Pogoda długoterminowa na styczeń 2021 dla Polski. Sprawdźmy, jaki trend w pogodzie prognozuje amerykański model CFS i europejski ECMWF. Czy to będzie znów rekordowo ciepły początek nowego roku?

Model CFS wskazuje, że czeka nas ciepły w skali miesięcznej styczeń 2021 w naszej części Europy. Wysokie odchylenie temperatury od normy wieloletniej będzie w Skandynawii oraz w Federacji Rosyjskiej, dlatego na wielotygodniową zimę się nie zanosi.

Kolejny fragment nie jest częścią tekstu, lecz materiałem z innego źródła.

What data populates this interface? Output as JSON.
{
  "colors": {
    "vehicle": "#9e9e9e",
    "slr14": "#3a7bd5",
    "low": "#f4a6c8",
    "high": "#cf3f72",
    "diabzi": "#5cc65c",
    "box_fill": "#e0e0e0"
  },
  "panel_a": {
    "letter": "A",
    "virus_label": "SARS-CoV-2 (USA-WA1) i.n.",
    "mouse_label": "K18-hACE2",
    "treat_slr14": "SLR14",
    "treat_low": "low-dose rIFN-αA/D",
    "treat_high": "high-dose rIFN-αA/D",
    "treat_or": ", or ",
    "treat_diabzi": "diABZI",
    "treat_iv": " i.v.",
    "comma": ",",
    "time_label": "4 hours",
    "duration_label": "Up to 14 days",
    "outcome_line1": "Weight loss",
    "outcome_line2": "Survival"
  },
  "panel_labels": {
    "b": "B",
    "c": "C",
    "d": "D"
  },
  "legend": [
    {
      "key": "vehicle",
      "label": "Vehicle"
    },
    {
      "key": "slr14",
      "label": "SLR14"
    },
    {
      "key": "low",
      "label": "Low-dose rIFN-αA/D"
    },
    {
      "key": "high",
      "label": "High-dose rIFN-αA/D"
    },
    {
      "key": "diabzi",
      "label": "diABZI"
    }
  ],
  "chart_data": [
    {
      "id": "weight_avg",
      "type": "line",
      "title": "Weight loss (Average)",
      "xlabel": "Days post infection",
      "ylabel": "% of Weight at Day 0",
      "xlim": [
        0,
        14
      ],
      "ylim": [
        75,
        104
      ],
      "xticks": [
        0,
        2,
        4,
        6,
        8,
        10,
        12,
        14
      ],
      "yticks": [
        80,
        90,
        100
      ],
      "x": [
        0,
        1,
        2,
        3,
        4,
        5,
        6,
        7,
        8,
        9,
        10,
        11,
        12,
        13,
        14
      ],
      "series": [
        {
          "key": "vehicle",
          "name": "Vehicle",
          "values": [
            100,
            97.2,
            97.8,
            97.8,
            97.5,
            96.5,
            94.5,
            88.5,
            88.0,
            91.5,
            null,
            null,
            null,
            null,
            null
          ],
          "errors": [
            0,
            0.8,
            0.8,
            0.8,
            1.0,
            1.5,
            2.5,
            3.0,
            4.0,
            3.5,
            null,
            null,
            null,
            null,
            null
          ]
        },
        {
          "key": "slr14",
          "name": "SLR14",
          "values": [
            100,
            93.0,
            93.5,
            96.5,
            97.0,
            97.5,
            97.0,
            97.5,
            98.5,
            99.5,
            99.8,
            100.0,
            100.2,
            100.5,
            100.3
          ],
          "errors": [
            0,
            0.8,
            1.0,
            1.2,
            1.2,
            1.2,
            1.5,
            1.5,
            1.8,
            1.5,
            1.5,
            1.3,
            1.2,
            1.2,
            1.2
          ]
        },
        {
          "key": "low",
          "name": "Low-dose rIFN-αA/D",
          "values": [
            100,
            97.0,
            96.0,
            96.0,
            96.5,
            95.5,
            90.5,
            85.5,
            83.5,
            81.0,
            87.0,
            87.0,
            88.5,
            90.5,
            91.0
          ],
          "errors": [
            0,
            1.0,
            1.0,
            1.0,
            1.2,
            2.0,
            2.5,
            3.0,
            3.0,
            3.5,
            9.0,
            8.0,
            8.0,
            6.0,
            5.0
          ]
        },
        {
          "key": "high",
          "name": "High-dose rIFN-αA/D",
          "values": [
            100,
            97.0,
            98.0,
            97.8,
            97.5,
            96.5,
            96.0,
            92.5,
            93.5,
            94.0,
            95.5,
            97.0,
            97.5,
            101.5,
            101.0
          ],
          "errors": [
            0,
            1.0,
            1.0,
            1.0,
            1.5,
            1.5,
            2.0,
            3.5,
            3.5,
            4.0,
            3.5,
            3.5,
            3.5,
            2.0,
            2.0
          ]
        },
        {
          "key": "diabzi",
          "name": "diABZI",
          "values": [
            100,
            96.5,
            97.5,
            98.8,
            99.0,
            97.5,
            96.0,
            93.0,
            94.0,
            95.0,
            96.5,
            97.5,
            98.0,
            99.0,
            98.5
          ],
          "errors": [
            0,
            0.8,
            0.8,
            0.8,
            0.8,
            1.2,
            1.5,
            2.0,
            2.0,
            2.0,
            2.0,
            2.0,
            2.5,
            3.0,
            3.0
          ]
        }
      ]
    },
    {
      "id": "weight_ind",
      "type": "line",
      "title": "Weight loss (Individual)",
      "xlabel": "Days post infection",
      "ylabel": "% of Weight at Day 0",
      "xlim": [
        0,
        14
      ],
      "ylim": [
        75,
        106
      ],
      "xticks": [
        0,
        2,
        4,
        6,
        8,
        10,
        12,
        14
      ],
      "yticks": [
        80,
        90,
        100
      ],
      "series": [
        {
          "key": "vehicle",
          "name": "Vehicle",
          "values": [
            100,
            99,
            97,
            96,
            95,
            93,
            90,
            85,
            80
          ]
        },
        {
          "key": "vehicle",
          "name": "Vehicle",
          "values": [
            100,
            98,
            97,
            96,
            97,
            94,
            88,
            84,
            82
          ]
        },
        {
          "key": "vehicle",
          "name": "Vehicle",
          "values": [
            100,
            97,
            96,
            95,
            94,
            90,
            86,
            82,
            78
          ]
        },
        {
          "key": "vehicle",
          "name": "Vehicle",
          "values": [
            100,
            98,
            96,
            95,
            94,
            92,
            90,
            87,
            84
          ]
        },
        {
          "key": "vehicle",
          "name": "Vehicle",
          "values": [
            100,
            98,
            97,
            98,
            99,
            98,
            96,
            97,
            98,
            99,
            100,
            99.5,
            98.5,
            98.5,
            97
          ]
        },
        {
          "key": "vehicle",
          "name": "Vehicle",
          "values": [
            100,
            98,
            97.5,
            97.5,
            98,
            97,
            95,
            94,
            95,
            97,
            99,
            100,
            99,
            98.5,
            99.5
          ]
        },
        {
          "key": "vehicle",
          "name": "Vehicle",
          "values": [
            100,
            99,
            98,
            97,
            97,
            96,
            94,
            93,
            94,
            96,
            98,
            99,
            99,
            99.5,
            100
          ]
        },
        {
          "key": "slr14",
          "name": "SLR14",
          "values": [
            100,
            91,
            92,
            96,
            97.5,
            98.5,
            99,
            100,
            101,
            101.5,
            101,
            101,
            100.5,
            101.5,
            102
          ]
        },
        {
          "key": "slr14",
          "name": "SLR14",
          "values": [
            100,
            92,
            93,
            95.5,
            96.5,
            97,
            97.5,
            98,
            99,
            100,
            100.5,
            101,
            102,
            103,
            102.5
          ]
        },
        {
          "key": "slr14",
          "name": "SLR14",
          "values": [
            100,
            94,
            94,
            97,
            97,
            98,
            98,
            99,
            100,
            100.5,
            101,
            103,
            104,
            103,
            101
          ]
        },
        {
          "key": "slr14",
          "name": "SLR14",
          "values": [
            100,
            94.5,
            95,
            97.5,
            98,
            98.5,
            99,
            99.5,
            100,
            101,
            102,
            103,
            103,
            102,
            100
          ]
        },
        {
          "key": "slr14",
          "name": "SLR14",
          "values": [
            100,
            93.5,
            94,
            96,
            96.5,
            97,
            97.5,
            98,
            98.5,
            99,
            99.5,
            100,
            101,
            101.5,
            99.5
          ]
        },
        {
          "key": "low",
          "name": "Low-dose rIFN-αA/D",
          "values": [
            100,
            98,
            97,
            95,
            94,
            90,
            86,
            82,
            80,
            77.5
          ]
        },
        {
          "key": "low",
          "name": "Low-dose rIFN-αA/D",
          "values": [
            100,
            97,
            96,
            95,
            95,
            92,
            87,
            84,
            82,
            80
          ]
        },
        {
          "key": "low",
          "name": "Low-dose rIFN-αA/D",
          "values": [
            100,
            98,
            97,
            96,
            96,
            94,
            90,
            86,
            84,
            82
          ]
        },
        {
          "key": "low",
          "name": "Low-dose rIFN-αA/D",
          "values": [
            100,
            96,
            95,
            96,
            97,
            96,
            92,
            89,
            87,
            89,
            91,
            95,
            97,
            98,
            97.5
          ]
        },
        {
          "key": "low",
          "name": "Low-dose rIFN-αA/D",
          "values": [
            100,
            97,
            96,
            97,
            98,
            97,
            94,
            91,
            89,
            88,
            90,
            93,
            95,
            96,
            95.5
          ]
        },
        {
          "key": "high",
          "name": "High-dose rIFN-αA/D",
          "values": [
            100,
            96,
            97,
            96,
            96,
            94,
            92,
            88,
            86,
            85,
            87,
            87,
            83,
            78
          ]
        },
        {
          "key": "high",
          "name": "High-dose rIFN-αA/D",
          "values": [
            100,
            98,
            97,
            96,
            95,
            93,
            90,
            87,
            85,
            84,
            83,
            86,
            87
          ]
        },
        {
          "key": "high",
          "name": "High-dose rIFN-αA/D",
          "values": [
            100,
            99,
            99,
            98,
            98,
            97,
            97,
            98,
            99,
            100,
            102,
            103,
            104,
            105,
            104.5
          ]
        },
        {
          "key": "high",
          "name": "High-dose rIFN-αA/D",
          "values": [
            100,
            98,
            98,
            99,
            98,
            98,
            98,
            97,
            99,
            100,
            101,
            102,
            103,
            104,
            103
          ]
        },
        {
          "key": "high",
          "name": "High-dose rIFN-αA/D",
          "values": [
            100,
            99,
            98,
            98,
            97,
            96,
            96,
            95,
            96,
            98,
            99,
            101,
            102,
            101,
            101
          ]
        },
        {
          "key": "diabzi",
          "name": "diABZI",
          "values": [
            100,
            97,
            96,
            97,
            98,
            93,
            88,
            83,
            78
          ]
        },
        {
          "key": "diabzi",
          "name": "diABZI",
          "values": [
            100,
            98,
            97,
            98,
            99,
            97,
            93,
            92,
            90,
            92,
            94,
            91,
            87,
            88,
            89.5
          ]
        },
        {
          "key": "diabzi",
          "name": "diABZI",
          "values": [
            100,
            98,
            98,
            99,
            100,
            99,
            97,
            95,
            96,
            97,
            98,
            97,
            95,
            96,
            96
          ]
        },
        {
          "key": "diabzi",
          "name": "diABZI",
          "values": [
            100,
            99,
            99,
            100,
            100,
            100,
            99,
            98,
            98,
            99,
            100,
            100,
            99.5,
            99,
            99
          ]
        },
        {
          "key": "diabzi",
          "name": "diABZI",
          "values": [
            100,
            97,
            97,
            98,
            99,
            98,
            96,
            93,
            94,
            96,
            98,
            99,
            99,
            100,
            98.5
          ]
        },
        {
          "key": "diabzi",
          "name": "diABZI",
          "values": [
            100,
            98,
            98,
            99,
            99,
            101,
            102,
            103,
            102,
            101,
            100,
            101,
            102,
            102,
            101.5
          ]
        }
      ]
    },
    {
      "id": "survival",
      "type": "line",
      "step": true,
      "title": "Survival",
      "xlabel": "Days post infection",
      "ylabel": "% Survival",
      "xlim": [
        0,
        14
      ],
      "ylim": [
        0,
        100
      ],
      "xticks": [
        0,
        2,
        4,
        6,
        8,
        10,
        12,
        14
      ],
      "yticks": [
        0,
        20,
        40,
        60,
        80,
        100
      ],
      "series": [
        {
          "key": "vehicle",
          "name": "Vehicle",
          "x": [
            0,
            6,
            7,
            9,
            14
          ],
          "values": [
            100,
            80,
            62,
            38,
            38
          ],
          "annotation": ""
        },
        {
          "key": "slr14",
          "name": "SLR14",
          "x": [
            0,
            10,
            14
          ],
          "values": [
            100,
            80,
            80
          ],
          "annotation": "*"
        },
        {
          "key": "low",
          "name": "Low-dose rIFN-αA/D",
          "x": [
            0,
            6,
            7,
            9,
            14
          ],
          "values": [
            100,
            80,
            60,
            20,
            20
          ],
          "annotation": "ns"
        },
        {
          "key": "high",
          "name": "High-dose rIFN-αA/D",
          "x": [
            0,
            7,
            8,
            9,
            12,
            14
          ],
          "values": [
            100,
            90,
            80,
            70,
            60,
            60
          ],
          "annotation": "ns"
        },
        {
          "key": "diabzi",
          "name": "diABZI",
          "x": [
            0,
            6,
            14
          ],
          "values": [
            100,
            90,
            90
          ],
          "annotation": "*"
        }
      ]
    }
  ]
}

Najprawdopodobniej decydujący wpływ na warunki pogodowe będą mieć niże baryczne ulokowane na zachodzie Starego Kontynentu, które okresami przemieszczać mają się z zachodu na wschód Europy. Południe Polski może często znaleźć się w zasięgu wyżu.

W styczniu pomimo dużej, dodatniej anomalii temperatury nie można wykluczyć okresów chłodu, które mogą być jednak krótkotrwałe. Przeważnie nasza część Starego Kontynentu znajdzie się w ciepłych masach polarnych z południa i zachodu Europy. Przy aktywnej cyrkulacji zachodniej zima na wiele tygodni poza obszarami górskimi nie powinna wystąpić.

Najprawdopodobniej po suchym listopadzie i grudniu. Początek nowego roku przyniesie opady ponad normę. Oznacza to prawdopodobną częstą wędrówkę niżów barycznych z zachodu na wschód Europy wraz z frontami atmosferycznymi. Najczęściej padać ma deszcz, co nie jest dobrą informacją w półroczu chłodnym. Czasem deszcz ze śniegiem. Intensywne, wielodniowe opady śniegu mogą być jednak rzadkością.

Model CFS sugeruje, że przez 60-80% czasu znajdować mamy się w ciepłych masach powietrza. Tylko okresami spłynąć mogą chłodne masy arktyczne oraz kontynentalne, ale na wielotygodniowe mrozy nie zanosi się. Przy aktywnej cyrkulacji zachodniej istnieje ryzyko silnego wiatru, a okresami nawet burz i to nie tylko w chłodnych masach powietrza, ale także na frontach chłodnych.

Nieco bardziej sceptyczny jest model europejski sugerując temperaturę w okolicach normy wieloletniej. Taki wariant wskazuje na większe ryzyko zimowych ochłodzeń. Wkrótce przekonamy się, który model będzie bliżej prawdy.

Model europejski jest także sceptyczny, jeśli chodzi o ilość opadów w pierwszym miesiącu nowego roku, sugerując opady w normie, a miejscami poniżej normy. Amerykański model CFS wskazuje na wilgotny miesiąc na obszarze Polski. Prognozy opadów to jeden z najsłabszych elementów prognoz długoterminowych.

Prognoza ma w dalszym ciągu charakter orientacyjny i może ulec zmianie. Precyzyjne określenie warunków pogodowych z takim wyprzedzeniem czasowym nie jest możliwe.